Following Goldikova’s ninth Group One win on the opening day in the Queen Anne Stakes, the Andre Fabre-trained four-year-old came home under young French riding star Maxime Guyon to give owner Prince Khalid Abdullah in a 1-2 with Twice Over a fast-finishing second half a length behind.
Goldikova’s trainer Freddie Head nominated the Prix Jacques le Marios as a likely target for his star mare. And while Byword has been quoted as low as 8-1 with Stan James for the Prix de l’Arc de Triomphe, Fabre is looking at dropping back in distance for the Deauville Group One – and another crack at Goldikova – rather than up to the 1m4f at Longchamp in the autumn.
Byword had been second to Goldikova last time and confirmed that promise by justifying 5-2 favouritism to become the third French-trained winner at the Prince Of Wales’s in the past four years. Fabre took the race with Manduro in 2008 ending a long wait for a French-trained winner. And yesterday the 21-times French champion said: “Things go in cycles. It is like rugby – we win the Six Nations and then get slammed by South Africa. Royal Ascot is the best in the world. The races are run at a good pace which they aren’t always in France.”
He added: “I knew he had the ability to win and I was impressed by the ride as I was fearful he could get boxed in.
“He has matured. He wasn’t trained much at three because he had a virus and now he is really coming to himself. You could call him a revelation as his form as a three-year-old was not at that level, but we have always thought he is a really good horse.”

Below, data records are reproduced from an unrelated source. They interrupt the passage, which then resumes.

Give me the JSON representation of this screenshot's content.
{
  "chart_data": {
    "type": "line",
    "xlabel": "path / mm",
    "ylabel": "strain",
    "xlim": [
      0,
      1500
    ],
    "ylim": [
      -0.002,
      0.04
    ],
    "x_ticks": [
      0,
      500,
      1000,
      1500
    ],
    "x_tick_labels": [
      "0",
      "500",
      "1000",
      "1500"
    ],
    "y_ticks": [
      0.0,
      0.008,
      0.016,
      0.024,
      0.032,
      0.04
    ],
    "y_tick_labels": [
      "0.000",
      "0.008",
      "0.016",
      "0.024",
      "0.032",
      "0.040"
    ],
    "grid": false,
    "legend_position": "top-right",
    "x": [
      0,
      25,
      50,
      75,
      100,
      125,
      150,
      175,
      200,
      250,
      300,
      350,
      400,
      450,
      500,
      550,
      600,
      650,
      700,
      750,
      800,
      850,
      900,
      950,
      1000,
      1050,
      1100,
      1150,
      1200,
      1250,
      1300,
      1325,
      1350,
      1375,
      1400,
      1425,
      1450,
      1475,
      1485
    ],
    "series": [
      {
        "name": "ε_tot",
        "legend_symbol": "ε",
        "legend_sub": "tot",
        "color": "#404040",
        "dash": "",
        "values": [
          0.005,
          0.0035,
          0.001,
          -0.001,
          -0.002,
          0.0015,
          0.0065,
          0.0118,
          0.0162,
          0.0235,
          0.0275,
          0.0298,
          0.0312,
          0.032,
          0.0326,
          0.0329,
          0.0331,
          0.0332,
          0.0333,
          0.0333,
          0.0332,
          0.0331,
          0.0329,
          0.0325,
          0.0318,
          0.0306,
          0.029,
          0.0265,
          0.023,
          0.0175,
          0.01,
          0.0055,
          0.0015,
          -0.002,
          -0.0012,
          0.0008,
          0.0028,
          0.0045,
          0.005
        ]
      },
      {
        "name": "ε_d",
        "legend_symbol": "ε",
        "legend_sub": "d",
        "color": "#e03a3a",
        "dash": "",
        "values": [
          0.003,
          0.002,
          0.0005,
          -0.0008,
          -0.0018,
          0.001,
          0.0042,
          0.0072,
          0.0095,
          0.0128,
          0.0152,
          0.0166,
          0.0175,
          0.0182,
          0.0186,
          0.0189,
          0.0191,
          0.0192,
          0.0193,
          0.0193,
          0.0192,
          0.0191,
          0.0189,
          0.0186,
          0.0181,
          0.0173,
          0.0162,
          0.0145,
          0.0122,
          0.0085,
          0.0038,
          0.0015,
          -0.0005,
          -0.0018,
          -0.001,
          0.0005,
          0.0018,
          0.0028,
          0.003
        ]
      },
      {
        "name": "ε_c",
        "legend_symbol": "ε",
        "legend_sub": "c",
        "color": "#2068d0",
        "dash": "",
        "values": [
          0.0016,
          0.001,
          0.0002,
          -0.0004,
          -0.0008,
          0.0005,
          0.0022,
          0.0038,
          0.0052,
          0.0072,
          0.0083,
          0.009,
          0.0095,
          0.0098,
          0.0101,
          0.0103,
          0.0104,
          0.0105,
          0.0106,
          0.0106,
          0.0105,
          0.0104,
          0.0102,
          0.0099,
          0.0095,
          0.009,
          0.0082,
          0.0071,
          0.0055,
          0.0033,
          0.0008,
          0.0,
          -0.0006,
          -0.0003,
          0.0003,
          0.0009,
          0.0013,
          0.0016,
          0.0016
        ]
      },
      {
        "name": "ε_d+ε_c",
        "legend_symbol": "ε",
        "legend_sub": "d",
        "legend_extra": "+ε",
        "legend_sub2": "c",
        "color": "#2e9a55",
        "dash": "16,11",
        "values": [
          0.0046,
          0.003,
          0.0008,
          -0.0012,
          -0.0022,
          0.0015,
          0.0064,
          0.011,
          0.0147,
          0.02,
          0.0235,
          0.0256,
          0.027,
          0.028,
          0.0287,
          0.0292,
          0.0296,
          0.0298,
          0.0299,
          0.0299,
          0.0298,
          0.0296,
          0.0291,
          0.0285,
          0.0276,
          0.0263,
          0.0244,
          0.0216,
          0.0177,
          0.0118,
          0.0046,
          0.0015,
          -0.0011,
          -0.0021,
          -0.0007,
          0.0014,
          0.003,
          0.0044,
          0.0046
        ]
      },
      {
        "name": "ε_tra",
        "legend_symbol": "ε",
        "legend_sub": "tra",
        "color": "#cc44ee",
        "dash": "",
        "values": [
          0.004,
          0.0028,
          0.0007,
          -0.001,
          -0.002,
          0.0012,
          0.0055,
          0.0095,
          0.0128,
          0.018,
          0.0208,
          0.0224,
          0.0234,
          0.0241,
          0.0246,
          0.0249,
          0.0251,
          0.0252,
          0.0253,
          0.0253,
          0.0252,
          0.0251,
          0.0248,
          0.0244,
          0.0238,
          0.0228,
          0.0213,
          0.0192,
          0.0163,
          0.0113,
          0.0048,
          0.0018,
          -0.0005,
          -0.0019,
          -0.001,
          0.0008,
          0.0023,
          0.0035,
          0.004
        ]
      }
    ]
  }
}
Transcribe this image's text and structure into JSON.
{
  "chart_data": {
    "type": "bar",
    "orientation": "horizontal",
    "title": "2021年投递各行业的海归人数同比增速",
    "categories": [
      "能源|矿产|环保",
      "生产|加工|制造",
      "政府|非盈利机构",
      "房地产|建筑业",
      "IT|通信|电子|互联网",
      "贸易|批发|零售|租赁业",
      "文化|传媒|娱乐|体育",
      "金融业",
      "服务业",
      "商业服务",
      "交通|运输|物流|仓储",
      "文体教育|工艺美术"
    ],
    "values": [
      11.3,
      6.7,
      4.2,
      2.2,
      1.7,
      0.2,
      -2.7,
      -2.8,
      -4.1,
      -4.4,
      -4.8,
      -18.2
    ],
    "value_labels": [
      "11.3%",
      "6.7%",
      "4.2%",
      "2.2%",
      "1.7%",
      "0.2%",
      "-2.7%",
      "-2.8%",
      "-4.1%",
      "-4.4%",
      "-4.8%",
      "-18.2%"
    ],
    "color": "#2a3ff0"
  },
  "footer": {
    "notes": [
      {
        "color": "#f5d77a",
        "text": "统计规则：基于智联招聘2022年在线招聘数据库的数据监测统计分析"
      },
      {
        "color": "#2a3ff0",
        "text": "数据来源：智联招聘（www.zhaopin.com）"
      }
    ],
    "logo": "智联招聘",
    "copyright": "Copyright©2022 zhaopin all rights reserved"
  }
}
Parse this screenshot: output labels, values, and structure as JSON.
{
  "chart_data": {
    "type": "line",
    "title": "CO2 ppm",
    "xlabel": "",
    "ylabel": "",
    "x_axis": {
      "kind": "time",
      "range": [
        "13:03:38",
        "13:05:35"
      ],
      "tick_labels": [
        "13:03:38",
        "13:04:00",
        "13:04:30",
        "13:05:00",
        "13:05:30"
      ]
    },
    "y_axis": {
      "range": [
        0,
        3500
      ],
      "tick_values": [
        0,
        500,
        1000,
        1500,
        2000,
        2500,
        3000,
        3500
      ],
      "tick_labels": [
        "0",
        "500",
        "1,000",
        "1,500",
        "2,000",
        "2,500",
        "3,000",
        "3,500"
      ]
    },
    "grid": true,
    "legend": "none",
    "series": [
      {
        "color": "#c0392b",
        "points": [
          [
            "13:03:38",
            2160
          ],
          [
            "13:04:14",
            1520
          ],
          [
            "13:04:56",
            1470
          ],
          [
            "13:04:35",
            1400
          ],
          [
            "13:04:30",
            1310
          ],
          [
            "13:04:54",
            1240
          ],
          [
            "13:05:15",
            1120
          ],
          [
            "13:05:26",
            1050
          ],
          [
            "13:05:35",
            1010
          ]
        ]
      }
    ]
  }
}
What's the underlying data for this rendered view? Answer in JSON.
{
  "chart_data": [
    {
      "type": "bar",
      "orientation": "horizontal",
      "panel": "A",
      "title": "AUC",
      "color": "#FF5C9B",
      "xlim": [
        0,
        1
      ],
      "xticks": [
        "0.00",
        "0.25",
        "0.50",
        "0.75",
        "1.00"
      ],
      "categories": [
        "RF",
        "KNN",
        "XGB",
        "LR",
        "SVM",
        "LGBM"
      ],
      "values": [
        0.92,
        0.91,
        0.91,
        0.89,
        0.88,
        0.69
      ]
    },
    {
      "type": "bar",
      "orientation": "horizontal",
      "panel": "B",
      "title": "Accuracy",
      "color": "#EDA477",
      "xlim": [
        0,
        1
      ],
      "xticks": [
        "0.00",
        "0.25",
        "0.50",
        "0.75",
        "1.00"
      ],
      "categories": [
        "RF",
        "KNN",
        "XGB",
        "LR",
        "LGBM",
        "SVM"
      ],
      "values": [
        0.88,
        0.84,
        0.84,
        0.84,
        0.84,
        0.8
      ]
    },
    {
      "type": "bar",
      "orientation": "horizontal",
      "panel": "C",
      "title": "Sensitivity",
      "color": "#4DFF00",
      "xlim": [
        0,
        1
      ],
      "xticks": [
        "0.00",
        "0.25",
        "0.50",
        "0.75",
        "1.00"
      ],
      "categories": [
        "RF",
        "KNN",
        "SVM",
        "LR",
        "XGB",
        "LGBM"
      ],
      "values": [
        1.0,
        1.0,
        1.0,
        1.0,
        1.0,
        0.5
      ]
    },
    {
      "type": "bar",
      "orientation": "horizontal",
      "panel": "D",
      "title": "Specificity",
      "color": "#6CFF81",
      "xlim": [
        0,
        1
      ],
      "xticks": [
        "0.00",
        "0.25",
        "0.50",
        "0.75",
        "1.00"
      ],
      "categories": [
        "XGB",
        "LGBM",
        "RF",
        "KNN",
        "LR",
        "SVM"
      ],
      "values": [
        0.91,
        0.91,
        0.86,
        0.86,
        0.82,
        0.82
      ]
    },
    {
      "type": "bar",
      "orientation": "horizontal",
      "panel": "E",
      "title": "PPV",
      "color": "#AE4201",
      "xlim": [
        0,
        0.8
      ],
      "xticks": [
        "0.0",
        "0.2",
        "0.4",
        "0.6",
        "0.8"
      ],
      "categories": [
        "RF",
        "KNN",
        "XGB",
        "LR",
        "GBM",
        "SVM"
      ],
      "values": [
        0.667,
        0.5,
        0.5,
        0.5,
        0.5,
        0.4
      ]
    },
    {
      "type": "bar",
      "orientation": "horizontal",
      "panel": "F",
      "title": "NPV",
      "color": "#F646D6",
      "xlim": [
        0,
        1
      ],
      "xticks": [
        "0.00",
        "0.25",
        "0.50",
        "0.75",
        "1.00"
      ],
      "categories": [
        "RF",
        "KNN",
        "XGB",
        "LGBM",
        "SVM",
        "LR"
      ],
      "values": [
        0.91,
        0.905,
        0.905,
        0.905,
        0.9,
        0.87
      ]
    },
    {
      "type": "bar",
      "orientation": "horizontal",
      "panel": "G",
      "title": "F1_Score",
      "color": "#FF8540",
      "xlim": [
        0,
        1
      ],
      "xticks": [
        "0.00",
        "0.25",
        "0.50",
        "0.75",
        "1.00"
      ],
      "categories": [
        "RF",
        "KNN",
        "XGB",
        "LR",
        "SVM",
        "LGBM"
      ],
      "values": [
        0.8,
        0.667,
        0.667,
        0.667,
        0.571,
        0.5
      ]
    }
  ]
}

Fabre has won the Prix de l’Arc de Triomphe seven times, but on Byword’s chances of lining up at Longchamp in October, he said:
“He is a horse that can go for the big mile races, he won’t go further than 10 furlongs. Maybe something like the Prix Jacques le Marois next. I am not sure he can stay further and although the Arc is a long way off it has to be a doubt. He needs good ground, too, and is unlikely to get that in Paris in October.”
The 21-year-old jockey Guyon was having his first race in England, and added his Royal Ascot win to his first Classic victories in the French 2,000 Guineas and the French Derby.
The jockey said: “I’m absolutely delighted to have been given the opportunity to ride here by Mr Fabre, I never thought it would happen.
“I was apprehensive as I never ridden here but I was not very nervous. I did walk the track and watch a few videos as I had not been here before and it is different to other tracks.”
Fabre added of Guyon: “He has nerves and he is young, which I always like. He rides all the horses at home and knows what they want and he doesn’t use his whip a lot, which I like.
“I like talent and he has everything. He walked the course, watched videos and I called him three times but he is laid back and rode an ideal race.”
Runner-up Twice Over was fourth last year and Cecil said: “He got blocked in and couldn’t get out, and then he was too far back. He ran a super race but it wasn’t enough. “It was such a mess of a race that he was taken too far back. I hope we’ll go to the Champion Stakes, but that’s up to the Prince.